In early analyses of ETTR, it was theorized that the benefits were derived by pushing up the exposure towards sensor saturation where more levels would be available in the digital capture inasmuch as half the levels are in the brightest f/stop of the image at saturation. Later analysis (such as that of Emil Martinec
) showed that the advantage was in a higher signal:noise rather then the number of levels. It makes no sense to quantize the data in finer steps than the noise at that level. At higher levels of exposure, noise in a digital capture is largely photon noise which follows a Poisson distribution where the noise is the square root of the number of photons collected. Camera data numbers (ADUs) are related to the number of photo electrons by the gain, which is the number of photons/ADU. For a sensor with a full well of 50,000 electrons, the gain (assuming that amplification is such that the full range of the ADC (analog to digital converter) is used at the full well of the sensor) would be 3.05 e-/ADU for 14 bit quantization and 12.21 e-/ADU for 12 bit.
For a highlight captured with this sensor with 40,000 electrons, the noise would be 200 e-. With this sensor one level would be 3 e- with 14 bit quantization and 12 e- for 12 bits, and it is apparent that the finer quantization is wasted. This is the basis for compressed NEF raw files used by Nikon, which records 2753 levels for 14 bits and 689 levels for 12 bit (according to Emil) with no visual loss, visually lossless in Nikon terminology. The number of levels that can be distinguished by human perception is described by the Weber-Fechner law (see Norman Koren
for details). According to this law, visual perception is sensitive to relative differences of illumination of about 1%, so 1 f/stop would be about 70 levels (1.01 ^ 70 = 2.0). Accordingly, only 70 levels would be needed for the brightest f/stop, but more levels would be advisable to allow for subsequent editing. These considerations underlie the DXO measurement of tonal range
, which is the effective number of gray levels the system can produce.

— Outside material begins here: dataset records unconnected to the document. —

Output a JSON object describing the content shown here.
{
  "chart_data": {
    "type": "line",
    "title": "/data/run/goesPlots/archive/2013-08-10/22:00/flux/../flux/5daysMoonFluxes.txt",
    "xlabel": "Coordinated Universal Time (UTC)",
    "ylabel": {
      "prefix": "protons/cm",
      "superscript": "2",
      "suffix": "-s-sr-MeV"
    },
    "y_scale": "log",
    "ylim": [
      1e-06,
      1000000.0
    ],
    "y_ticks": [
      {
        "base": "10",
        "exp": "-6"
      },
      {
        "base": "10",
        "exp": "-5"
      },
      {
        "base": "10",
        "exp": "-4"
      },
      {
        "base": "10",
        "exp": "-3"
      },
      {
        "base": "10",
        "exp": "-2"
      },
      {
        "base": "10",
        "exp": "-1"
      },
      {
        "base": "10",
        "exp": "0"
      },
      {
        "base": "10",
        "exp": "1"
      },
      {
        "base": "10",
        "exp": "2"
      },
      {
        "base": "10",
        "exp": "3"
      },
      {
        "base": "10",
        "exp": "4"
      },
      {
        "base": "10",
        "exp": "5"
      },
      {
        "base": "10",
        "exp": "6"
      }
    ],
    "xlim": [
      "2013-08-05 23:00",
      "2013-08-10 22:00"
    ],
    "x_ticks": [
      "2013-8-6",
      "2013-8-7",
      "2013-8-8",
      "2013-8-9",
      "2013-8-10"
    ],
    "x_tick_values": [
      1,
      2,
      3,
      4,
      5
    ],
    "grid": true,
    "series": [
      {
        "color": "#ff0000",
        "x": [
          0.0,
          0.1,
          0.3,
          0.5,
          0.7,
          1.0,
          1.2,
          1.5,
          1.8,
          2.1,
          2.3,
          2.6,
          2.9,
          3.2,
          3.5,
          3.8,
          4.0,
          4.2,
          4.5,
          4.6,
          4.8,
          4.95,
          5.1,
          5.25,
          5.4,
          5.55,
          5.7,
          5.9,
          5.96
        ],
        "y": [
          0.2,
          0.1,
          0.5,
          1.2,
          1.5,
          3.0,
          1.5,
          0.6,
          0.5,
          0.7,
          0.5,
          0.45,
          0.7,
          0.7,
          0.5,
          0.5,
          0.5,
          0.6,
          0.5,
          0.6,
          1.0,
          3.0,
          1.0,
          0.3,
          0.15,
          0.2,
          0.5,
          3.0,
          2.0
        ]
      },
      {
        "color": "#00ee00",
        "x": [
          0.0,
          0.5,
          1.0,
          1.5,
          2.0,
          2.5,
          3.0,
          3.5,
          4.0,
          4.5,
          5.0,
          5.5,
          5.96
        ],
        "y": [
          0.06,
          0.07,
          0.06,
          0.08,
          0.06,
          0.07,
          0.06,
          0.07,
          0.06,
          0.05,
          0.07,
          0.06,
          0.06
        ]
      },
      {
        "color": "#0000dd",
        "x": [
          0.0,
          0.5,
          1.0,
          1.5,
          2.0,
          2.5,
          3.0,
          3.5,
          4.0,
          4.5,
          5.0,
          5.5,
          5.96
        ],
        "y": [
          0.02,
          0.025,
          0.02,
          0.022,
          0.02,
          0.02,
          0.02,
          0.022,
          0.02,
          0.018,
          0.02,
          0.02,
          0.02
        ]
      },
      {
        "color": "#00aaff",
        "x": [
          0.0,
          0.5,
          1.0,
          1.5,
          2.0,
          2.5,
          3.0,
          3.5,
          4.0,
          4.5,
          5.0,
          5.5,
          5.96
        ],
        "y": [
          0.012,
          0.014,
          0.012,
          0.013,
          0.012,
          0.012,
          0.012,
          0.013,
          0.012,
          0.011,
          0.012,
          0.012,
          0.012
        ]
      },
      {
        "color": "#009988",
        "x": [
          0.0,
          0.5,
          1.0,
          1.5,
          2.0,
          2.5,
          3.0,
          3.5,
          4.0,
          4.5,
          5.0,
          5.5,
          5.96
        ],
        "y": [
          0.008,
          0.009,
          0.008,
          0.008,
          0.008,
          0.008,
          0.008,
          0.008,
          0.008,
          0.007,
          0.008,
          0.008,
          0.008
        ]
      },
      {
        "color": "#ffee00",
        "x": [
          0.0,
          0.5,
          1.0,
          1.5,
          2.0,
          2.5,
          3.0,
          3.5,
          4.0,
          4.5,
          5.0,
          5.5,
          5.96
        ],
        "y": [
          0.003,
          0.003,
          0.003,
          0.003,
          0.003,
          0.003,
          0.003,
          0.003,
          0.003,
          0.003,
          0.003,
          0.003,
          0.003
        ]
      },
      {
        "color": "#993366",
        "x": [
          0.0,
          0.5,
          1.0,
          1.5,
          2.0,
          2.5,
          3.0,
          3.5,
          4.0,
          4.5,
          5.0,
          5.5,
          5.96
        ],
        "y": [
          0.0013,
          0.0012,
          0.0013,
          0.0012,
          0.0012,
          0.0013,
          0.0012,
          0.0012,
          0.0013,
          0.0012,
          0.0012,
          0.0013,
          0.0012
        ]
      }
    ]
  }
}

For example, the tonal range of the Nikon D800 is far less than 14 bits (readers can look this up, the DXO site is not responding at the time of this writing).
The benefit of a higher bit level is in the shadows where a change in signal from 1 to 2 ADUs would represent an increase of 100%, whereas a change from 14,000 to 14,001 ADUs is insignificant.
Discussion as to the practical effect of these theoretical considerations is welcome.